Jones and his colleagues are looking beneath the ocean surface with self-contained “gliders” that look like torpedoes with wings. The gliders carry sensors, two small computers and a satellite telephone. They’re programmed to record water conditions while they glide downward to a predetermined depth and then float back to the surface. At the surface, the devices call home, report their findings and reorient themselves with GPS before the next trip down.

The gliders operate without propellers. They take on seawater at the surface and as they get heavier, they sink at an angle. At a pre-determined depth, a small motor will push the seawater out, and the glider will get lighter and rise to the surface. As this routine continues, the glider takes a path through the ocean with a saw-tooth profile and the simplicity of the propulsion lets a pack of batteries power them for up to three weeks at sea.

“They don’t go fast,” Jones said, “but they can stay out there a long time.”

Jones and the students in his lab are working with other USC faculty to use the gliders on two projects along the coast. One is in collaboration with the Southern California Coastal Ocean Observing System to monitor a plume of treated wastewater near Dana Point.

The other, funded through the National Oceanic and Atmospheric Administration, will document the occurrence of harmful algae blooms and the conditions that precede these blooms in nearshore waters.

The latter project involves USC computer scientist Gaurav Sukhatme and USC biologists David Caron and Astrid Schnetzer. In February, they will launch as many as four gliders in the San Pedro Bay to collect data between the Port of Los Angeles and Dana Point. The gliders will look for algal blooms and inorganic nutrients. While they are on their missions, the USC researchers will take water samples from boats and piers to determine if algae blooms are present and if they are harmful.

“This is the first project of its kind in this region,” Jones said. “And it is a complete research project, not just a test.”

Moorings

Jones is working with other sensing devices that monitor water quality while submerged.

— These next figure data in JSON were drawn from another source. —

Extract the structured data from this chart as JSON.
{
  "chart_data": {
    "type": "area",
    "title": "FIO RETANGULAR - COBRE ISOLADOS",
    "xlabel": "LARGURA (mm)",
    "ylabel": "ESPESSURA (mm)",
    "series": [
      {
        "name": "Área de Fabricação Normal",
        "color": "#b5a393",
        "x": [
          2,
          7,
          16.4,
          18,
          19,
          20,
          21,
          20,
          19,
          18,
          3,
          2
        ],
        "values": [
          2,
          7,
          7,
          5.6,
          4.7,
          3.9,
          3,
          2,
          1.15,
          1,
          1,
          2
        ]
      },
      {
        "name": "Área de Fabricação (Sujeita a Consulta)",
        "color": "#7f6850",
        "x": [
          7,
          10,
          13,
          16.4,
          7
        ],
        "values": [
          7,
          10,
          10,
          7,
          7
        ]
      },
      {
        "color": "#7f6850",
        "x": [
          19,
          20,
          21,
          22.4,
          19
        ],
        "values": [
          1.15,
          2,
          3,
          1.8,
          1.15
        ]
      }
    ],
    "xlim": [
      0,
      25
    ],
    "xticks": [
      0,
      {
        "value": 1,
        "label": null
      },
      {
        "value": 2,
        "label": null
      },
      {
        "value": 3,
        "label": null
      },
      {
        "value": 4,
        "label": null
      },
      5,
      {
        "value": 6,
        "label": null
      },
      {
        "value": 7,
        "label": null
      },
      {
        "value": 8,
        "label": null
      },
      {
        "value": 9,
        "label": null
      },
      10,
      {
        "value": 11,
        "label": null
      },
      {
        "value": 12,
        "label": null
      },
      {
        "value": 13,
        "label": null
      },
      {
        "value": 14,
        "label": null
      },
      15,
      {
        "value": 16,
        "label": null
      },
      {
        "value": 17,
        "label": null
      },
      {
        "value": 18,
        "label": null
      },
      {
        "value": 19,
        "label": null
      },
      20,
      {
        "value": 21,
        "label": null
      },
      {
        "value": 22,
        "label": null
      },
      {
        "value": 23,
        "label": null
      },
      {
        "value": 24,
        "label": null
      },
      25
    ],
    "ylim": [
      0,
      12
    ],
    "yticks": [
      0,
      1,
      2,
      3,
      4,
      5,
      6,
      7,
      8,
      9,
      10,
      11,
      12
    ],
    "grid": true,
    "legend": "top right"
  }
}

They will be attached to buoys and anchored in the Santa Monica Bay to provide a constant stream of data on water conditions.

Jones will help install two of these moorings this fall near Redondo Beach and El Segundo as part of a project that involves USC biologist Dave Caron.

Jones and Caron want to see if these floating sensors will detect water conditions that precede blooms of harmful algae. The work is funded by the West Basin Municipal Water District, which is testing pilot desalination plants along the Santa Monica Bay.

“They’re concerned about harmful algal blooms that might release toxins and affect the water supply,” Jones said. “The information from the buoys would give them a warning when they might need to shut down their water intakes.”

Each mooring will have two packages of sensors, one attached to the cable near the surface buoy and one near the anchor on the ocean floor, and they will transmit data to shore using a radio connection to the Internet. Jones said this telemetry system is much less expensive than the satellite phone system on the gliders, which can cost as much as $800 a week.

Summary

“By the time we get all this done, we’re going to have three ‘real time’ ocean monitoring systems in the water,” Jones said. “We’re developing an ongoing ‘live’ view of the ocean where these sensors are always on. We can use the radar data and the glider data to look at things that are moving in the water and then look at the moorings to see when they actually show up.”

The suite of sensors will help people better understand the effect of large urban areas on coastal oceans, Jones said. For example, the sensors help scientists distinguish between natural and human influences on water quality, especially as they affect the toxic conditions that accompany the blooms of certain types of algae.

Jones said this kind of work involves a lot of investment in hardware but eventually it pays off. These devices can take the place of some of the sampling that people now do from ships, so they help researchers avoid the expense of fuel and shiptime. The gliders can operate for weeks on a handful of batteries instead of hundreds of gallons of fuel, and Jones said there is another advantage – “they can stay out during storms and they don’t get seasick.”